In 1998 Black Star Farms purchased Sport Valley Farm which was a one-hundred-twenty-acre equestrian facility, and the stylized black star was part of the architectural décor in the main house.  In their Twentieth year, they were honored to receive the 19’th Annual Canberra International Riesling Challenge (CIRC) -Best Wine of the 2018 Challenge and only the second time an American wine came out on top.  There were 567 Rieslings from six countries (Australian, New Zealand, USA, Germany, France and the Czech Republic).  The Black Star Farms Arcturos Dry Riesling 2017 scored 98 points, in addition to taking home Best Dry Riesling and Best American Riesling.  In fact, all six of the Riesling wines that Black Star Farms submitted took home medals, showing a consistency across vintages and styles.  The fruit is sourced from both of the proprietor’s vineyards and from local grower partners in both the Old Mission Peninsula and Leelanau Peninsula.  The winery has three series; the premium Arcturos, A Capella and the Leorie Vineyard labels for sparkling and fruit wines.

We received a shipment of four wines, two of each; Black Star Farms Isidor’s Choice Chardonnay Leelanau Peninsula 2017 and Black Star Farms Isidor’s Choice Pinot Noir Leelanau Peninsula 2017.  Isidor’s Choice wines are from fruit harvested from a grower-partner on a higher plateau of land.  There was a prior time that they marketed an Isidor’s Pinot Noir as well as a Red Blend and they have brought it back, initially only for the club members, or at least they get first dibs.  The winery is attempting to create two wines that are more Burgundian in style.  There is no mention of aging time or the quantity produced.
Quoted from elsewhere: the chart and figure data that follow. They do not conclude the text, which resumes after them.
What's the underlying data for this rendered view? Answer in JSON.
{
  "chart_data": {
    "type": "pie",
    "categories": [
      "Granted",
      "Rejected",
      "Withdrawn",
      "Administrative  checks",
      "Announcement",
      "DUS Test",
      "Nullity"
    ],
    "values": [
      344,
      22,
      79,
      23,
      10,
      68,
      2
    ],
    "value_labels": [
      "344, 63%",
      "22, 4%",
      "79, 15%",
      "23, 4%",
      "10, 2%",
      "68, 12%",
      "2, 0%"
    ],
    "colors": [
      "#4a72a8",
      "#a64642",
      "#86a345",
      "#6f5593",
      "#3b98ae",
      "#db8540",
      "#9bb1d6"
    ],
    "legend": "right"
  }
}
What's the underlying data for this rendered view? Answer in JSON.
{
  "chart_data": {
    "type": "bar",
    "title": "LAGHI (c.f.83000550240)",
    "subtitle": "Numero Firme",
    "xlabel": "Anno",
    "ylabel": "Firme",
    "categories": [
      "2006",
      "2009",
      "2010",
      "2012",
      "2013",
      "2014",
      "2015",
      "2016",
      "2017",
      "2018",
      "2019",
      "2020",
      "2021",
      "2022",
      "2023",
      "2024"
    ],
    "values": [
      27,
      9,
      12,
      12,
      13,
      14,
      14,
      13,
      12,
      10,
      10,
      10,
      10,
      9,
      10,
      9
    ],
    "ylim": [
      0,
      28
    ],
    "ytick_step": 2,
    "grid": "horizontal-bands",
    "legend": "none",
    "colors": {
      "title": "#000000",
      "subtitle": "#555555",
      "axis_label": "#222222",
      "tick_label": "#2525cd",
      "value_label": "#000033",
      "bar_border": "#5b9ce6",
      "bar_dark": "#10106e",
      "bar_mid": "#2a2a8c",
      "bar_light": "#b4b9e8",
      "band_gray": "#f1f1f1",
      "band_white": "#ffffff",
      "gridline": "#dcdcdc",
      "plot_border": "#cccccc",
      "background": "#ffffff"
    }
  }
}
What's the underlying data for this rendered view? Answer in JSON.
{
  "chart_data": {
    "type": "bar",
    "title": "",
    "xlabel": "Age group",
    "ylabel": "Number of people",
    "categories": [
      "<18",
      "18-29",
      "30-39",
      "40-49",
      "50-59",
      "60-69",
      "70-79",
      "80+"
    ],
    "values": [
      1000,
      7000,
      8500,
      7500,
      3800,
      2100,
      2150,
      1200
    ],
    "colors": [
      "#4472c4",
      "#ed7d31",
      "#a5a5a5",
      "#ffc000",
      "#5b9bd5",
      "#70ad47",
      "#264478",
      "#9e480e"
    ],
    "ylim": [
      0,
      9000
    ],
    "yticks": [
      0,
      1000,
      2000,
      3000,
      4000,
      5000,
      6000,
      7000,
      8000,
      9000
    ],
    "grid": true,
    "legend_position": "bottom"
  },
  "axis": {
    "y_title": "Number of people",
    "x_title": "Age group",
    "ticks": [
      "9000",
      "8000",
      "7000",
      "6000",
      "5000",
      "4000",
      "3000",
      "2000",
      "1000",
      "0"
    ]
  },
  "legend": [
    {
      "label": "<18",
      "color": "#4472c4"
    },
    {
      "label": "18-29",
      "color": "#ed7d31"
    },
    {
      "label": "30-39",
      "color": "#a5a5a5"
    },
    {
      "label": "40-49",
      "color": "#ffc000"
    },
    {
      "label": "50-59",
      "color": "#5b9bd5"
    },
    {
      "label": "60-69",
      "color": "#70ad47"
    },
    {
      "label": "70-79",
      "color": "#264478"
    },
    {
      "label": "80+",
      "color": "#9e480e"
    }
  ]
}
The Chardonnay is listed as having extended aging in French Oak, in a combination of new and second use barrels.  The wine is described as having apple and pear aromas, with hints of vanilla, spices and a smooth oak finish.  The Pinot Noir has been aged in French Oak, with half of the barrels being new.  The notes say “if you are looking to try a Michigan version of what the French call Burgundy, this is your wine!”